Bemerkenswerterweise fungiert nicht nur der Ameisenbär als Repräsentant der Zwerge, sondern gleichfalls und in gleicher Weise des Faultiers, das aus diesem Grunde ebenfalls seinen Platz im Schaukasten des „Musee de l'Homme“ gefunden hat. Ähnlichen Gemüts wie der Ameisenbär ernährt sich das Faultier von Luft, es fäkaliert selten oder nie. Ein Musterexemplar analer Disziplin, und deswegen, so Levi -Strauss, Pol einer strukturellen Beziehung, deren anderes Element (orale Gier) von keinem anderen als dem Ziegenmelker gebildet wird, jenem unersättlichen Nachtvogel.

Angenommen, daß diese semiotische Struktur in allen Mythen zu finden ist, und weiterhin unter der Voraussetzung, daß ihre Elemente (Faultier, Ziegenmelker) ohne weiteres ersetzbar sind (etwa durch den Großen Ameisenbär) - dann müßten sich ähnliche Mythen auch in Landstrichen ohne Ameisenbären und Faultiere finden lassen.
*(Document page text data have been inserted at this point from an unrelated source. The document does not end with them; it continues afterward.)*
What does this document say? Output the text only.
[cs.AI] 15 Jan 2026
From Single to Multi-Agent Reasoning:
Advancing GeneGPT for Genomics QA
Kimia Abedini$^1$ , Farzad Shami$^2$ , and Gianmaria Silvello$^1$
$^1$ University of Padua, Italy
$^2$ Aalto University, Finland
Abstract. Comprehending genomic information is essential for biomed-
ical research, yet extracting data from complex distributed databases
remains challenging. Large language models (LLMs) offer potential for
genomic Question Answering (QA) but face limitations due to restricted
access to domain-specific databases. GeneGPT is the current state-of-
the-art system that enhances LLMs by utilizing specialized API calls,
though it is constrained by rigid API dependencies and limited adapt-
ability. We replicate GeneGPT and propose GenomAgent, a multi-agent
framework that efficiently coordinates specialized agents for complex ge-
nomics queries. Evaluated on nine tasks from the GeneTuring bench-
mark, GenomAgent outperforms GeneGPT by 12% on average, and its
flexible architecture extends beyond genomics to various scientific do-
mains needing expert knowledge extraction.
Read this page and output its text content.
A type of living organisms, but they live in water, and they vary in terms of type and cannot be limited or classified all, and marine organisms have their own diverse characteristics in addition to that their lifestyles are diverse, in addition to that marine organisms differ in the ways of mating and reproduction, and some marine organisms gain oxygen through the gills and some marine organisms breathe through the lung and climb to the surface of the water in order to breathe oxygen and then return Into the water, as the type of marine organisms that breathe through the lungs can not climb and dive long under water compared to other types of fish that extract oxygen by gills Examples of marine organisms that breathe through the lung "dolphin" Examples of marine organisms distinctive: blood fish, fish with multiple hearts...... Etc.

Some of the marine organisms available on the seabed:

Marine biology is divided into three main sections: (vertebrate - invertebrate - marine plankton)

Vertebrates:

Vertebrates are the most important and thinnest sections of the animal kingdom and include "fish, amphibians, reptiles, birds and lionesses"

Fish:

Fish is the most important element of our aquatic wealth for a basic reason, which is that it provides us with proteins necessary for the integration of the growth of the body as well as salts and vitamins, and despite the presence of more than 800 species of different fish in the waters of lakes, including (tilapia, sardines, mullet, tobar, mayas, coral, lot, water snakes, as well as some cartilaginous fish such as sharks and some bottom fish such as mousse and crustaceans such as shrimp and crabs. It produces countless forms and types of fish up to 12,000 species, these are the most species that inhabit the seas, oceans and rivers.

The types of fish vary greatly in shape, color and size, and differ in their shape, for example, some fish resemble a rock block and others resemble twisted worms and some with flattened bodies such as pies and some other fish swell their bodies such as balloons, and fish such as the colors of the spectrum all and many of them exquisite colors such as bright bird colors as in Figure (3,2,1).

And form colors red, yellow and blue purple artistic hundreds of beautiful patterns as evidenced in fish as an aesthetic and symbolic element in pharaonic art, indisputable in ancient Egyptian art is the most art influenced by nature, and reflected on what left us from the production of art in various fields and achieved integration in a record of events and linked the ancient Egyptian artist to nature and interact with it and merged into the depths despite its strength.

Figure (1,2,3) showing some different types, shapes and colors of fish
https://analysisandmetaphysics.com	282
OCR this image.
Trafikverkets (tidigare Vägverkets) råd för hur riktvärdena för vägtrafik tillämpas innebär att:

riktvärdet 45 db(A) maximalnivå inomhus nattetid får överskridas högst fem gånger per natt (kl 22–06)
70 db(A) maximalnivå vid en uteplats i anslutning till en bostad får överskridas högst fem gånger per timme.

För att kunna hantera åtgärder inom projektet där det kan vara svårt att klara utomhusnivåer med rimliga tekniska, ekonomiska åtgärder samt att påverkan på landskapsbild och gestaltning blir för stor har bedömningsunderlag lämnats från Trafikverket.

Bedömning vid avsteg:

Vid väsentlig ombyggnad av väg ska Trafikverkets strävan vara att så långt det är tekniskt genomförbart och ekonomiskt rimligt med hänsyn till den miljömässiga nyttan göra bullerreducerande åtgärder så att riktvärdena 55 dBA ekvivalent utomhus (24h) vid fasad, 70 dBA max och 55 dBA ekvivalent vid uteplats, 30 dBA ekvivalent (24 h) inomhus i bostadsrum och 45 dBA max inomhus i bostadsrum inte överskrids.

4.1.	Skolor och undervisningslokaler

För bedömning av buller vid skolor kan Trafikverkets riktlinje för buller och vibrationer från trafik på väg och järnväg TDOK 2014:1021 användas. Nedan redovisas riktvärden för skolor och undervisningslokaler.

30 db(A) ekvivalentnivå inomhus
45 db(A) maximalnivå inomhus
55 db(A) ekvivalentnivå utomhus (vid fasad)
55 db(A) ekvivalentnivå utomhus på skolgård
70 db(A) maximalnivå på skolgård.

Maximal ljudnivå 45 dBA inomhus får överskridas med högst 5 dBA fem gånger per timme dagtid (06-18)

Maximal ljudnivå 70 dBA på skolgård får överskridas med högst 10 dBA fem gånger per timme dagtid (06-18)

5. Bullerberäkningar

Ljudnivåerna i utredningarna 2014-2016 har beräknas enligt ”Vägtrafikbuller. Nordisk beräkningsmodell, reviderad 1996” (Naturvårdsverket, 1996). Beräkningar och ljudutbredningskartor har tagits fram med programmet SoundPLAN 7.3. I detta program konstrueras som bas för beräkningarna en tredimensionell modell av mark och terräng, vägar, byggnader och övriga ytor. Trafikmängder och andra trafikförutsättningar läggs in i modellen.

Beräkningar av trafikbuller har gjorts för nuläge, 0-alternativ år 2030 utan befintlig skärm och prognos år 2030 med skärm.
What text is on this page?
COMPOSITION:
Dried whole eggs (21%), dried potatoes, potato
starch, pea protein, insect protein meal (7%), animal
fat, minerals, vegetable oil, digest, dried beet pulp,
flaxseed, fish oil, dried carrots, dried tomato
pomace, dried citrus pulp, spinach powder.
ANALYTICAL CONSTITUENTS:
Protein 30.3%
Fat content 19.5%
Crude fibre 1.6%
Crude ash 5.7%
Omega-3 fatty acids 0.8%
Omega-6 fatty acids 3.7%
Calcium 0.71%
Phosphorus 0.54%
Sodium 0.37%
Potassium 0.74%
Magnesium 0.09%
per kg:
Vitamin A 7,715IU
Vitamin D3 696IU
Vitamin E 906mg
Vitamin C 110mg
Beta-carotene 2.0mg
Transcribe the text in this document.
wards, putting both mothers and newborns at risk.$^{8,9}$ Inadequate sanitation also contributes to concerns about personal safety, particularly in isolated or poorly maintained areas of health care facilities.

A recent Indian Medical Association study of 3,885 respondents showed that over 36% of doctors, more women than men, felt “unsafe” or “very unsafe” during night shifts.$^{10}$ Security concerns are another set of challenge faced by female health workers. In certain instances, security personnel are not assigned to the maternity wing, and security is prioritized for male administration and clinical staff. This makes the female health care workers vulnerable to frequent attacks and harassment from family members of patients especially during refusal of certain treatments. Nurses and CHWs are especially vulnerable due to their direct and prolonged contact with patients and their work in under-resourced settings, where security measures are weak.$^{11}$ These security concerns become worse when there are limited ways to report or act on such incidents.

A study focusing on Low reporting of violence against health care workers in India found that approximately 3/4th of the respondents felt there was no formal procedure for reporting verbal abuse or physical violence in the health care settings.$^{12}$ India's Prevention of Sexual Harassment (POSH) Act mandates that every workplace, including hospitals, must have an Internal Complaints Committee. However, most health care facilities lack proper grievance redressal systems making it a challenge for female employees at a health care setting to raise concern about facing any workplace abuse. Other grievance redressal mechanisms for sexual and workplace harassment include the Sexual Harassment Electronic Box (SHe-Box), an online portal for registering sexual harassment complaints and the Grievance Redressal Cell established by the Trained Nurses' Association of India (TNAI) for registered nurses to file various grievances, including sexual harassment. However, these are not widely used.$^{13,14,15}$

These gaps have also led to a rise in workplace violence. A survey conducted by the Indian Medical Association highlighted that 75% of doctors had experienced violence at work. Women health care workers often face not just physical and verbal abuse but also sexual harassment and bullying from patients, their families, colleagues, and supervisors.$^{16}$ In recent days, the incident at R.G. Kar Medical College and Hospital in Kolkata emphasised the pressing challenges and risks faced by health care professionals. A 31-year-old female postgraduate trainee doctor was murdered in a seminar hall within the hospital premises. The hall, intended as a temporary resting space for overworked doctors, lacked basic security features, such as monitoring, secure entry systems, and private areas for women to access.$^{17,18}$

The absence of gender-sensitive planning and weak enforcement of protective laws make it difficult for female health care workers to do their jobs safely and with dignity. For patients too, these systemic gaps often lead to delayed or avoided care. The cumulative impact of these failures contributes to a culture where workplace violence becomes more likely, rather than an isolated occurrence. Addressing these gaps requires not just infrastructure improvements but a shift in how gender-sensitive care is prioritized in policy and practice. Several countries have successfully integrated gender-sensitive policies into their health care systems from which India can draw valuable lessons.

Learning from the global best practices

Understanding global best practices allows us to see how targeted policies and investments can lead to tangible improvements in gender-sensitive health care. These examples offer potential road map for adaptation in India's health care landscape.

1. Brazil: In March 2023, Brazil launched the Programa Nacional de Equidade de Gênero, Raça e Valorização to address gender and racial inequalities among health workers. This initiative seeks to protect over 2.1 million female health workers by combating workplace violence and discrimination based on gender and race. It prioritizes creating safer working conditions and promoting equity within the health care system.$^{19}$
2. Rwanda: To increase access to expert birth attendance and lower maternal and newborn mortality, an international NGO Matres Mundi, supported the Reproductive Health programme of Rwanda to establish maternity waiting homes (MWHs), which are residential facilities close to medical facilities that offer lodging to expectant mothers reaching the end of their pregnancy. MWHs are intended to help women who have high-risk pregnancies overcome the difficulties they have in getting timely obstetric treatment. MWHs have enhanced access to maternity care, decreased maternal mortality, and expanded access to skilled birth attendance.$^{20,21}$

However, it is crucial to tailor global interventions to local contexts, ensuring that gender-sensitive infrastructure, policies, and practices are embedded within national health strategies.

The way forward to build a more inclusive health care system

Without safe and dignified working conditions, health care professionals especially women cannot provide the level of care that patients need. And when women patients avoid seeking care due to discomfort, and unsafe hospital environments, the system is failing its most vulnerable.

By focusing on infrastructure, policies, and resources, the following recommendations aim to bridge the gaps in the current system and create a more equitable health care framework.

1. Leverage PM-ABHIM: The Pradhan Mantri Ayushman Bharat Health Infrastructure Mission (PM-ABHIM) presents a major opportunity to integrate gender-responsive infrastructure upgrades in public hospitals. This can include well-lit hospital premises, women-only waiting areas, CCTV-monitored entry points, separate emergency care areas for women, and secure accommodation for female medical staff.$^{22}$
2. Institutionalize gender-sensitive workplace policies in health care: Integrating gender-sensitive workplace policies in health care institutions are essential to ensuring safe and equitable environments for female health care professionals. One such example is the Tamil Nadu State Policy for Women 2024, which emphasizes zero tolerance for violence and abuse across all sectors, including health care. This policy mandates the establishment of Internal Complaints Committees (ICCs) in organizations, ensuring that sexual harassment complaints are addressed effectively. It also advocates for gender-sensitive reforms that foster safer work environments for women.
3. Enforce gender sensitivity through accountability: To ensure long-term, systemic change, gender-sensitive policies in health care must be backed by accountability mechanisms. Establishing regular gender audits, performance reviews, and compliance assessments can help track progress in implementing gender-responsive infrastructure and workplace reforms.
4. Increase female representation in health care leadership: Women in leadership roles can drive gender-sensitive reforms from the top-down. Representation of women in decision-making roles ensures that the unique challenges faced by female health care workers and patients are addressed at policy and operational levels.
Und tatsächlich: Levi-Strauss stößt bei den Apachen und kanadischen Indianern auf unterirdische Zwerge, die durch Tiere, diesmal Eichhörnchen, repräsentiert sind.

All diese mythischen Strukturalismen, diese geschickten Zuordnungen, sind lehrreich und interessant, nur - in der Pariser Ausstellung tauchen sie nicht auf. Der wißbegierige Besucher bleibt alleingelassen mit spärlichst beschrifteten Schaukästen, in denen Brüllaffe, Ameisenbär, Faultier und Ziegenmelker ausgestopft auf Bedeutungen warten, während nebenan Indianerpuppen Stilleben demonstrieren. Keine graphischen Verdeutlichungen der Zusammenhänge, nichts. Dabei bieten sie sich beim Strukturalismus förmlich an. Nur stumme Tonkrüge, Skulpturen des kanadischen Haida-Künstlers Bill Reid, Masken, Fetische aus dem Fundus des Museums. Eine dreidimensionale Bebilderung eines Textes, der sich dem Besucher entzieht, wie das Einzelne der strukturellen Analyse. Von einer Ausstellung darf mehr erwartet werden.

Statt dessen ließ man eine fünfzehn Meter lange Pirogge von der „Kerr Steamship Ltd.“ aus Kanada einfliegen, die von Haida-Indianern von Rouen bis zum Pariser Trocadero gerudert wurde. Die Indianer sind Freitag wieder nach Halifax geflogen, die Pirogge steht bis auf weiteres in der Halle des Menschenmuseums - stummes Zeichen einer Welt, die die Pariser Ausstellung dem Besucher komplex erhalten möchte.

Alexander Smoltczyk

„Les Ameriques de Claude Levi-Strauss“, noch bis zum 24.April 1990 im „Mus'ee de l'Homme“ in Paris. Als Katalogersatz ist bei Plon „Des symboles et leurs doubles“ erschienen, eine empfehlenswerte Textsammlung zu Levi -Strauss für 150 Franc.